Référence : 2016 CF 455

Ottawa (Ontario), le 25 avril 2016

En présence de madame la juge Tremblay-Lamer

ENTRE :

ALBERT DUTERVILLE

demandeur

et

D. IAN GLEN

PIERRE BERNIER

YVES FAFARD

LE PROCUREUR GÉNÉRAL DU CANADA

défendeurs

JUGEMENT ET MOTIFS

[1]               Le demandeur demande la levée de l’interdiction prononcée contre lui en 2005 d’engager ou de continuer des procédures devant la Cour fédérale sans l’autorisation du juge en chef ou d’un juge désigné par ce dernier.

[2]               En 1990, M. Duterville a été condamné pour meurtre au second degré. Il reçoit une sentence de prison à perpétuité, avec possibilité de libération conditionnelle après 15 ans.

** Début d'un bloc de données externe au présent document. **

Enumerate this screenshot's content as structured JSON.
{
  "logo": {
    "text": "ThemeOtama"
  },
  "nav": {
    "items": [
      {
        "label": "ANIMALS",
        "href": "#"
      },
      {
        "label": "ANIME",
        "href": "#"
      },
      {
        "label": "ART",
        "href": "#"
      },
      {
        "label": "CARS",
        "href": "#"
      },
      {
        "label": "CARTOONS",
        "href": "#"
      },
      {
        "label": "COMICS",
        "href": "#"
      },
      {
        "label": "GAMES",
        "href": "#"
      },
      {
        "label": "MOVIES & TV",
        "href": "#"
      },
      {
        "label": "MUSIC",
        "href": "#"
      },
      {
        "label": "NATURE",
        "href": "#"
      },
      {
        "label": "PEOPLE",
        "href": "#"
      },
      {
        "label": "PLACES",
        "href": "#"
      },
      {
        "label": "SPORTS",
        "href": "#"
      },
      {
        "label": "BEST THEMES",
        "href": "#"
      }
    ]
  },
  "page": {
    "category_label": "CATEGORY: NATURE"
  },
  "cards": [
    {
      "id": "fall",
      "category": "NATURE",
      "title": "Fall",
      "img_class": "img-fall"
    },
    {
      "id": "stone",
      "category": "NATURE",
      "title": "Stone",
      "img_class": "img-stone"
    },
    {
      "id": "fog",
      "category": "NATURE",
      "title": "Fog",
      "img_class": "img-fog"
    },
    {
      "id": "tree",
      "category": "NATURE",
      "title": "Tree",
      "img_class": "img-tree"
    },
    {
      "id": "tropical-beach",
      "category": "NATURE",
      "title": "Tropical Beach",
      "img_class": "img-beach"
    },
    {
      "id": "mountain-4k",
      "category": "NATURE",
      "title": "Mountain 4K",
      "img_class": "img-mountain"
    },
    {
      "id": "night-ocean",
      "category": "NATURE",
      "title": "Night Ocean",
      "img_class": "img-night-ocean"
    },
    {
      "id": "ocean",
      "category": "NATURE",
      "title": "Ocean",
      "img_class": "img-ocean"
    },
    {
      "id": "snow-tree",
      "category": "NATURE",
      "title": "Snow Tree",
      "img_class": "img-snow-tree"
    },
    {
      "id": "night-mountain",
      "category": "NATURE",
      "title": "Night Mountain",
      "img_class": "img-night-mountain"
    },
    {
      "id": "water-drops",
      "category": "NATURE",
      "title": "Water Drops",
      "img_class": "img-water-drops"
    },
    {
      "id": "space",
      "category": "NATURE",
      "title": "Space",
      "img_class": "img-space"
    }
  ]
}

[3]               En 2005, M. Duterville a fait une demande de contrôle judiciaire à l’encontre d’une décision de D. Ian Glen, alors président de la Commission des libérations conditionnelles du Canada (anciennement la Commission nationale des libérations conditionnelles), de lui refuser sa libération conditionnelle. M. Duterville demandait également l’émission d’un bref d’habeas corpus et toute autre réparation convenable selon le paragraphe 24(1) de la Charte canadienne des droits et libertés. Or, le demandeur avait fait 7 autres demandes à la Cour dans un court laps de temps.

[4]               Le 10 mai 2005, j’ai déclaré celui-ci plaideur quérulent. Mon ordonnance lui interdisait de continuer les instances déjà engagées et pendantes sauf avec l’autorisation de la Cour, conformément à l’article 40 de la Loi.

[5]               L’article 40 de la Loi sur les Cours fédérales se lit comme suit :

40 (1) La Cour d’appel fédérale ou la Cour fédérale, selon le cas, peut, si elle est convaincue par suite d’une requête qu’une personne a de façon persistante introduit des instances vexatoires devant elle ou y a agi de façon vexatoire au cours d’une instance, lui interdire d’engager d’autres instances devant elle ou de continuer devant elle une instance déjà engagée, sauf avec son autorisation.

(2) La présentation de la requête visée au paragraphe (1) nécessite le consentement du procureur général du Canada, lequel a le droit d’être entendu à cette occasion de même que lors de toute contestation portant sur l’objet de la requête.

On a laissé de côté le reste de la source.